02 01

My「Gene」

Understanding Myself ~遺伝子研究を行う意味~

前項で述べたように、見た目も大きさも違うヒトと他の生きものの間では、生命の設計図である遺伝子が大きく異なります。では、身長や髪色、瞳の色などの違いがあるヒトとヒトの間でも、遺伝子は異なるのでしょうか? その答えは「YES」です。ヒトとヒトの間でも、ほんの僅かな遺伝子の違いがあることが分かってきました。そして、その違いがヒトの個性を生み出しているのです。

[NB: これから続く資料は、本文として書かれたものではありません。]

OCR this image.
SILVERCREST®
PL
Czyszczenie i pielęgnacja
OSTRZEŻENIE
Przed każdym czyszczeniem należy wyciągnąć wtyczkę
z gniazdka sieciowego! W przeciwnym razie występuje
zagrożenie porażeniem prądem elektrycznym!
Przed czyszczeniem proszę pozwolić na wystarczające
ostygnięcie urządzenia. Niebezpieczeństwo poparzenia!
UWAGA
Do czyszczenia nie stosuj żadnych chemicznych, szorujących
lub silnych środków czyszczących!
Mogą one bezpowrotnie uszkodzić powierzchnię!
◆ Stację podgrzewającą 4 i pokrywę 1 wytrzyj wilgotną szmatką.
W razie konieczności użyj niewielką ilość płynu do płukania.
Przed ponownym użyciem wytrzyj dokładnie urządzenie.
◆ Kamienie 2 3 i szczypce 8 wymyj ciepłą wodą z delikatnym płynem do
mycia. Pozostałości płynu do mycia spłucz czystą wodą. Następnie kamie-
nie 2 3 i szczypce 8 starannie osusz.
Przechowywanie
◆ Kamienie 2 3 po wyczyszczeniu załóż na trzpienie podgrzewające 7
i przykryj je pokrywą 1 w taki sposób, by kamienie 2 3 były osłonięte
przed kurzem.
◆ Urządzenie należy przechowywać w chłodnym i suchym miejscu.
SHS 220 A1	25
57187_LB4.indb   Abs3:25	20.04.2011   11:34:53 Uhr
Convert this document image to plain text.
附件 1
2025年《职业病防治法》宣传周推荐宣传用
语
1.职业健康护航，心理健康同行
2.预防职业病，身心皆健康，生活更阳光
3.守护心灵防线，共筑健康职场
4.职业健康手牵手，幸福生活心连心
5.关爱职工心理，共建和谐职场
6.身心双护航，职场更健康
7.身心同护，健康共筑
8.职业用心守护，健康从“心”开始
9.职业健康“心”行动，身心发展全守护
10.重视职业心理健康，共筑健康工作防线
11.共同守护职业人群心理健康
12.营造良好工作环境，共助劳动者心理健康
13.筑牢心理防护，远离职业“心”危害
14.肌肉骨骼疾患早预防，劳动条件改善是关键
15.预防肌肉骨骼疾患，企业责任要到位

例えば、身長や髪色、瞳の色などの外見的な特徴はもちろん、性格や太りやすさ、病気のなりやすさなども、遺伝子によって違いが生じることが分かっています。 最近、テレビやインターネットなどのメディアで紹介されるようになった遺伝子検査は、そのような個性に関わる遺伝子を調べる検査です。自分自身の遺伝子を知ることで、自分がどのような傾向を持って生まれてきたのかを知ることができるのです。つまり、遺伝子を正確に知ることは自分の個性を知ること、自分自身(Myself)を知ることに繋がっています。

02 02

Study of Twins ~日々進む双子の遺伝子研究~

では、自分自身の病気のなりやすさや体質が遺伝子によって生じているのであれば、ヒトの運命も遺伝子によって決まるのでしょうか? その答えは「No」です。遺伝子がその人の個性を作る「情報」を握っていることは確かですが、遺伝子がその人の「運命」を決めるわけではありません。一卵性の双子はほとんど同じ遺伝子を持っているため、外見的にもよく似た特徴を持ちます。ところが、一卵性双生児は全く同じではありません。やはり、それぞれに異なる特徴が生まれるのです。 一卵性の双子に「違い」を生み出す要因、それは「環境」です。 最近の研究では、同じ遺伝子を持っていても環境や精神状態により、遺伝子のはたらきは影響を受けることが報告されています。そのため、100%同じ遺伝子を持っている一卵性双生児でも年を重ねるほどに差が生じてくると言われています。